KERMIT, Department of Data Analysis and Mathematical Modelling, Ghent University, 9000 Ghent, Belgium.
Center for Microbial Ecology and Technology, Department of Biotechnology, Ghent University, 9000 Ghent, Belgium.
Cytometry A. 2019 Jul;95(7):782-791. doi: 10.1002/cyto.a.23792. Epub 2019 May 17.
Recent years have seen an increased interest in employing data analysis techniques for the automated identification of cell populations in the field of cytometry. These techniques highly depend on the use of a distance metric, a function that quantifies the distances between single-cell measurements. In most cases, researchers simply use the Euclidean distance metric. In this article, we exploit the availability of single-cell labels to find an optimal Mahalanobis distance metric derived from the data. We show that such a Mahalanobis distance metric results in an improved identification of cell populations compared with the Euclidean distance metric. Once determined, it can be used for the analysis of multiple samples that were measured under the same experimental setup. We illustrate this approach for cytometry data from two different origins, that is, flow cytometry applied to microbial cells and mass cytometry for the analysis of human blood cells. We also illustrate that such a distance metric results in an improved identification of cell populations when clustering methods are employed. Generally, these results imply that the performance of data analysis techniques can be improved by using a more advanced distance metric. © 2019 International Society for Advancement of Cytometry.
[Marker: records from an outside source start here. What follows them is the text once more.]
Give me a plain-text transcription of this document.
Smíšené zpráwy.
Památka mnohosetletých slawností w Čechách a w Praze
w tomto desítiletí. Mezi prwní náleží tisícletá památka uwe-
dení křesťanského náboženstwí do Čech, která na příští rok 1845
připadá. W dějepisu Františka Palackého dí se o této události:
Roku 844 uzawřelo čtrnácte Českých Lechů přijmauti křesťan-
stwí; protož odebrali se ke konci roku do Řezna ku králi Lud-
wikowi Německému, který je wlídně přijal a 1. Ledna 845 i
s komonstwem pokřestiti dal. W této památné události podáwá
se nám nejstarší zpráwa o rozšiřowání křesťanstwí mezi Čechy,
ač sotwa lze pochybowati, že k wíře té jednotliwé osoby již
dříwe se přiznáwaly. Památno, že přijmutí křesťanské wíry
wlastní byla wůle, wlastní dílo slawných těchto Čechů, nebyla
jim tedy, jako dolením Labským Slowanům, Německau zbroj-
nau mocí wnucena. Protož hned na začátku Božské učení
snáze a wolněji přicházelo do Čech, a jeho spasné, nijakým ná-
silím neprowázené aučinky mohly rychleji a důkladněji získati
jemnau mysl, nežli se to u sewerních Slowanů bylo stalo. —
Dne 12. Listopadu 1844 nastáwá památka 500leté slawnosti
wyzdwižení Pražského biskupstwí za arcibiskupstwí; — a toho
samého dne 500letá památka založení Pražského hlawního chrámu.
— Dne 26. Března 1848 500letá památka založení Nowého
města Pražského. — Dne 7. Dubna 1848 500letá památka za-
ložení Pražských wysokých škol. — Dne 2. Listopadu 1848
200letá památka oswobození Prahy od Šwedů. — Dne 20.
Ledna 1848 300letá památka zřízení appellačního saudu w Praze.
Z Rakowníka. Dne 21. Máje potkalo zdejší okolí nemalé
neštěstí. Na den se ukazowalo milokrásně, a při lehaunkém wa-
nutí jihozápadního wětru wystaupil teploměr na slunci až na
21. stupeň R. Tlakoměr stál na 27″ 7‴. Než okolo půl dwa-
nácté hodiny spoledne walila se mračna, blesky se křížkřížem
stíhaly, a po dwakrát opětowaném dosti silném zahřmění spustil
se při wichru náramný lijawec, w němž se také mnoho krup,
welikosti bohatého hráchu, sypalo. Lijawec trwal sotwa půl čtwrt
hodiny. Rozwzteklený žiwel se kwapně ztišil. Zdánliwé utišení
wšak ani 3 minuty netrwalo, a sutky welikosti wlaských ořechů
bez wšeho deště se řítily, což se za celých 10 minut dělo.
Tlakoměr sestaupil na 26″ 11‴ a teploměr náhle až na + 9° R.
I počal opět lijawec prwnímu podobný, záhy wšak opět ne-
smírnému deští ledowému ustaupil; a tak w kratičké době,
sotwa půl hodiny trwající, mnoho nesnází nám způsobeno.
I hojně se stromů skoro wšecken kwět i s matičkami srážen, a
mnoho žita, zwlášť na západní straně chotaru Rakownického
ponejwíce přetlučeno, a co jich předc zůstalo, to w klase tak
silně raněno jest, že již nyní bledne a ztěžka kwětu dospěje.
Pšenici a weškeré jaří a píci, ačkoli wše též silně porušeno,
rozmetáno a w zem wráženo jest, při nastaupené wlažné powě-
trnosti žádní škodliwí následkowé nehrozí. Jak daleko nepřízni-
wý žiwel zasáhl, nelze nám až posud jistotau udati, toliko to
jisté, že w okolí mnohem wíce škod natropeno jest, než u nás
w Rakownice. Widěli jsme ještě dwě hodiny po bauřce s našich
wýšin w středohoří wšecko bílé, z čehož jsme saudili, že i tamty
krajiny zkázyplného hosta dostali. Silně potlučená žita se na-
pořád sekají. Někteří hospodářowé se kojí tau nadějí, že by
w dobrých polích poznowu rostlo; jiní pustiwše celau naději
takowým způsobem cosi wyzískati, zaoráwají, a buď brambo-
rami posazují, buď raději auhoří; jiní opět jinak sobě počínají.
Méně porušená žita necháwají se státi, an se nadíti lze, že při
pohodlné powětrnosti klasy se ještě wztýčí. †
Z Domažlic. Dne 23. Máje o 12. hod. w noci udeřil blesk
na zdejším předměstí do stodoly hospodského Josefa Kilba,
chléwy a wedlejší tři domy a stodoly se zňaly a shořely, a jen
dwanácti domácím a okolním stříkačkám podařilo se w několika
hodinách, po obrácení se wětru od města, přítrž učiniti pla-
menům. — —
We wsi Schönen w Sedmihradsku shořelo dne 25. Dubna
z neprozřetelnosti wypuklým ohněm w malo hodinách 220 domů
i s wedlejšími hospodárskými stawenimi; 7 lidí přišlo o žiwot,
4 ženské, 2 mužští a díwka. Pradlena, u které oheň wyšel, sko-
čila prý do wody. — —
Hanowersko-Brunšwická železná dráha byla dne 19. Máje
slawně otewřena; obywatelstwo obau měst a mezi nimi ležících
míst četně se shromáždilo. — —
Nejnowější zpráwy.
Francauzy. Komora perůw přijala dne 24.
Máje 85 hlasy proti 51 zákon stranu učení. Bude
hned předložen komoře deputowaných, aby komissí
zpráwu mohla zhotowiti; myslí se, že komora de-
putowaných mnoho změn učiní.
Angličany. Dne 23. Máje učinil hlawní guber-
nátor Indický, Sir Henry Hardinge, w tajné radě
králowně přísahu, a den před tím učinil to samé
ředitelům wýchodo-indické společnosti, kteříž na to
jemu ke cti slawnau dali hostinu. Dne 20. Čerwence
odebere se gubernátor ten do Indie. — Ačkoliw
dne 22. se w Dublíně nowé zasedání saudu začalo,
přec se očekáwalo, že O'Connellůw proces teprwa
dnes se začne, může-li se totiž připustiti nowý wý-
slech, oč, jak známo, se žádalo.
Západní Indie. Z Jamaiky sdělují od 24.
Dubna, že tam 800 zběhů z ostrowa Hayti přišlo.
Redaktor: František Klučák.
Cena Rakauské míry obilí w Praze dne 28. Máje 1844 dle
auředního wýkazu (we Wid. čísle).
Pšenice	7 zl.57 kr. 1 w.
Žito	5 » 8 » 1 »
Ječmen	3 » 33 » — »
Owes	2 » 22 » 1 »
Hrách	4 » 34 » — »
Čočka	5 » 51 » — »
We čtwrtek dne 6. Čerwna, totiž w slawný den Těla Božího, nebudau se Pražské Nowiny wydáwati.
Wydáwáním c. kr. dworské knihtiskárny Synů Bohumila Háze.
近年来,人们越来越感兴趣于在细胞术领域采用数据分析技术来自动识别细胞群体。这些技术高度依赖于距离度量的使用,距离度量是一种量化单细胞测量之间距离的函数。在大多数情况下,研究人员只是简单地使用欧几里得距离度量。在本文中,我们利用单细胞标签的可用性,从数据中找到一个最优的马氏距离度量。我们表明,与欧几里得距离度量相比,这样的马氏距离度量可以更有效地识别细胞群体。一旦确定,它就可以用于分析在相同实验设置下测量的多个样本。我们以两种不同来源的细胞术数据为例来说明这种方法,即应用于微生物细胞的流式细胞术和用于分析人类血细胞的质谱细胞术。我们还表明,当使用聚类方法时,这种距离度量可以更有效地识别细胞群体。通常情况下,这些结果意味着通过使用更先进的距离度量,数据分析技术的性能可以得到提高。 © 2019 国际细胞分析学会。